Rooney Rule leaves legacy, impact far beyond the NFL
By Barry Wilner
The Associated Press
Of all the contributions Dan Rooney made to the NFL, the Rooney Rule was the most important and far reaching.
The policy on minority hiring that carries his name has been adopted not only by other sports but by businesses and organizations nationwide.
His death came days before baseball honors Jackie Robinson on Saturday, the 70th anniversary of the end to racial segregation in the game. And Rooney, a white man from Pittsburgh, left his mark as a groundbreaker as well.
The Pittsburgh Steelers owner, who died Thursday at 84, was approached by several groups concerned with the lack of opportunities for coaching and front-office jobs in the NFL. In 2002, the Fritz Pollard Alliance reached out to Rooney.
“We knew that Mr. Rooney would be a mighty ally, and he was,” Pollard Alliance chairman John Wooten and executive director Harry Carson, said in an email. “As chairman of the league’s workplace diversity committee, he worked tirelessly to ensure that the league’s other owners acknowledged the diversity and inclusion challenges that the league faced, and that they committed to increasing and broadening opportunity.”
The Rooney Rule was adopted in 2003. It requires that all NFL clubs interview at least one person of color when seeking to fill a head coach opening.
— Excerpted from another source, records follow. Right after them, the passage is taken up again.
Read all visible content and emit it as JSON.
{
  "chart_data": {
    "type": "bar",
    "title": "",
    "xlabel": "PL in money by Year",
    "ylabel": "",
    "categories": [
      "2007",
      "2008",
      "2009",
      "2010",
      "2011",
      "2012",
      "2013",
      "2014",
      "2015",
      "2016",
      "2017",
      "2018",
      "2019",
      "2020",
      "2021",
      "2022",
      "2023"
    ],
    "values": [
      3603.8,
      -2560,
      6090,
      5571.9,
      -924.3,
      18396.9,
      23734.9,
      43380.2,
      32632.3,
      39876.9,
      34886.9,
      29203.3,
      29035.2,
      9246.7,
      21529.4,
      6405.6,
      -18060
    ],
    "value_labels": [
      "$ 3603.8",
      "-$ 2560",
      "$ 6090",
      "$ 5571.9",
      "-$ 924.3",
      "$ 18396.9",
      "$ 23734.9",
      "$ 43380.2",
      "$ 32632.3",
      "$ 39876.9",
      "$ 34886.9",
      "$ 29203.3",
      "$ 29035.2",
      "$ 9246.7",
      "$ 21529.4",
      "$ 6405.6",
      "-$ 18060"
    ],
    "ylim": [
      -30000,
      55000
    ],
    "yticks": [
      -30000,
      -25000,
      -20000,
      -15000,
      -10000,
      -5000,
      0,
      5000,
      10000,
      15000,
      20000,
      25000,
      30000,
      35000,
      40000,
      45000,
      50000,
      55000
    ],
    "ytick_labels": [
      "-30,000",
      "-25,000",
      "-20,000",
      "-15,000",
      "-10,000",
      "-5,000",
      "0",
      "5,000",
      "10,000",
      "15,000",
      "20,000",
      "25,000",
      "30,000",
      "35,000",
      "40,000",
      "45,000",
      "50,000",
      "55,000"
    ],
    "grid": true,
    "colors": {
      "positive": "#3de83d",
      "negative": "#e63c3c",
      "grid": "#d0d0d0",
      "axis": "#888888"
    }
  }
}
Since then, the Rooney Rule has been expanded to general manager jobs. A similar rule requires that a woman be interviewed for every business front-office position that opens in the league.
Indeed, since 2007, there have been 10 Super Bowl teams with either a minority head coach or general manager.
Roger Goodell often has pointed to the Rooney Rule as one of the major achievements in his decade as commissioner. In February, during Super Bowl week, Goodell announced the NFL’s expansion of the initiative to include women for front-office positions, lauding the rule Rooney helped design and put in place.
“You can see that progress is being made,” Goodell said. “And our commitment is we have something called the Rooney Rule, which requires us to make sure when we have an opening, that on the team or the league level, that we are going to interview a diverse slate of candidates.
“Well, we’re going to make that commitment and we’re going to formalize that we, as a league, are going to do that with women as well in all of our executive positions. Again, we’re going to keep making progress here and make a difference.”
The Rooney Rule spurred movement outside pro football. Facebook and Xerox are among the companies with a similar policy. So do some municipalities, including Portland, Oregon.
Many organizations have reached out to the NFL about how best to implement the rule.
“It has influenced thinking from federal government agencies to European sports leagues,” Wooten and Carson said in their email. “The Rooney Rule and its influence are a tribute to the man, but only one of many.
“Mr. Rooney loved the NFL and he loved his country, and when called upon by President Barack Obama to serve as U.S. Ambassador to Ireland, he took leave of one to serve the other, and he did so brilliantly. Mr. Rooney left an indelible mark on the league and on the world.”